Wednesday, July 07, 2004

Little Women by Louisa May Alcott

The story is about four girls growing up during a war stricken time (Civil War), of their hopes, their disappointments, of laughter and sorrow, of love and heartache, but most of all, of growing up and becoming 'Little Women'. Meg is th eldest, pretty and grown up, very sensible, and in love with the neighbor's grandson's tutor, most of the time known as John. Jo is the classic tomboy, foolhardly and impetuous, full of laughter and spirit, with an unquenchable temper. Then there's Beth, the gentlest of the four, with a sweetness and innocence that touches one's heart. Amy, the youngest, spoiled rotten but never mean hearted, is artistic and destined for riches. These four little women stick together through joy and sorrow, pain and anguish, and come through to bring true meaning to the word 'sisters'.

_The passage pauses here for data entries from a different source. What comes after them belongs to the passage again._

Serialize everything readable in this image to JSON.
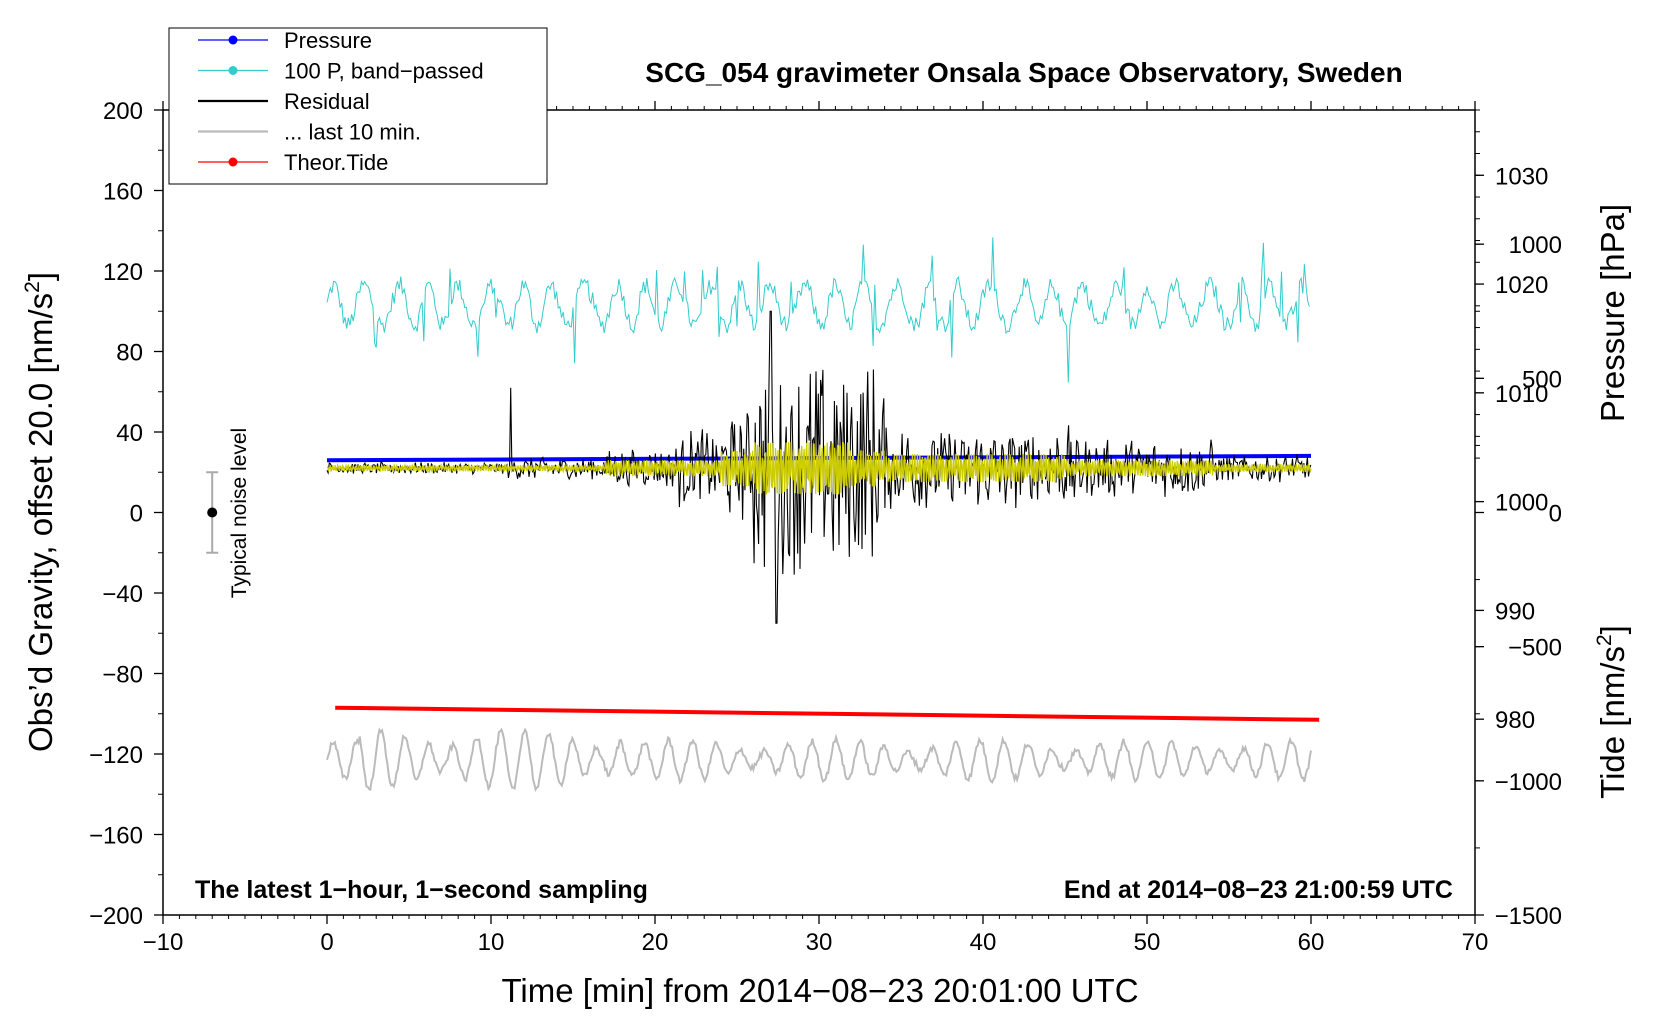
{
  "chart_data": {
    "type": "line",
    "title": "SCG_054 gravimeter Onsala Space Observatory, Sweden",
    "xlabel": "Time [min] from 2014−08−23 20:01:00 UTC",
    "ylabel": "Obs’d Gravity, offset 20.0 [nm/s",
    "ylabel_sup": "2",
    "ylabel_end": "]",
    "y2label_pressure": "Pressure [hPa]",
    "y2label_tide": "Tide [nm/s",
    "y2label_tide_sup": "2",
    "y2label_tide_end": "]",
    "xlim": [
      -10,
      70
    ],
    "ylim": [
      -200,
      200
    ],
    "xticks": [
      "−10",
      "0",
      "10",
      "20",
      "30",
      "40",
      "50",
      "60",
      "70"
    ],
    "yticks": [
      "−200",
      "−160",
      "−120",
      "−80",
      "−40",
      "0",
      "40",
      "80",
      "120",
      "160",
      "200"
    ],
    "pressure_axis": {
      "ticks": [
        "980",
        "990",
        "1000",
        "1010",
        "1020",
        "1030"
      ],
      "range_hpa": [
        962,
        1036
      ]
    },
    "tide_axis": {
      "ticks": [
        "−1500",
        "−1000",
        "−500",
        "0",
        "500",
        "1000"
      ],
      "range": [
        -1500,
        1500
      ]
    },
    "annotation_left": "The latest 1−hour, 1−second sampling",
    "annotation_right": "End at 2014−08−23 21:00:59 UTC",
    "noise_label": "Typical noise level",
    "noise_bar": {
      "x": -7,
      "y": 0,
      "err": 20
    },
    "legend": [
      {
        "label": "Pressure",
        "color": "#0000ff",
        "marker": true
      },
      {
        "label": "100 P, band−passed",
        "color": "#33cccc",
        "marker": true
      },
      {
        "label": "Residual",
        "color": "#000000",
        "marker": false
      },
      {
        "label": "... last 10 min.",
        "color": "#bbbbbb",
        "marker": false
      },
      {
        "label": "Theor.Tide",
        "color": "#ff0000",
        "marker": true
      }
    ],
    "series": [
      {
        "name": "Pressure",
        "color": "#0000ff",
        "x": [
          0,
          60
        ],
        "values_hpa": [
          1003.8,
          1004.2
        ]
      },
      {
        "name": "100 P, band-passed",
        "color": "#33cccc",
        "x_range": [
          0,
          60
        ],
        "baseline": 103,
        "amplitude": 10
      },
      {
        "name": "Residual",
        "color": "#000000",
        "x_range": [
          0,
          60
        ],
        "baseline": 22,
        "peak_window_min": [
          26,
          34
        ]
      },
      {
        "name": "Residual (filtered)",
        "color": "#cccc00",
        "x_range": [
          0,
          60
        ],
        "baseline": 22
      },
      {
        "name": "... last 10 min.",
        "color": "#bbbbbb",
        "x_range": [
          0,
          60
        ],
        "baseline": -123,
        "amplitude": 10
      },
      {
        "name": "Theor.Tide",
        "color": "#ff0000",
        "x": [
          0.5,
          60.5
        ],
        "values": [
          -97,
          -103
        ]
      }
    ]
  }
}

It was a a nice story. Nice and only nice. The author doesn't seem to know what the word excitement means. It was touching, I suppose, in a cheesy sort of way. There is nothing about the book-at least the events-that just jumps out and grabs you. However, the characters are what made the book so memerable. Years from now, one will still remember the plucky Jo, shy Beth, artistic Amy, playful Laurie, and sensible Meg. Eileen Y.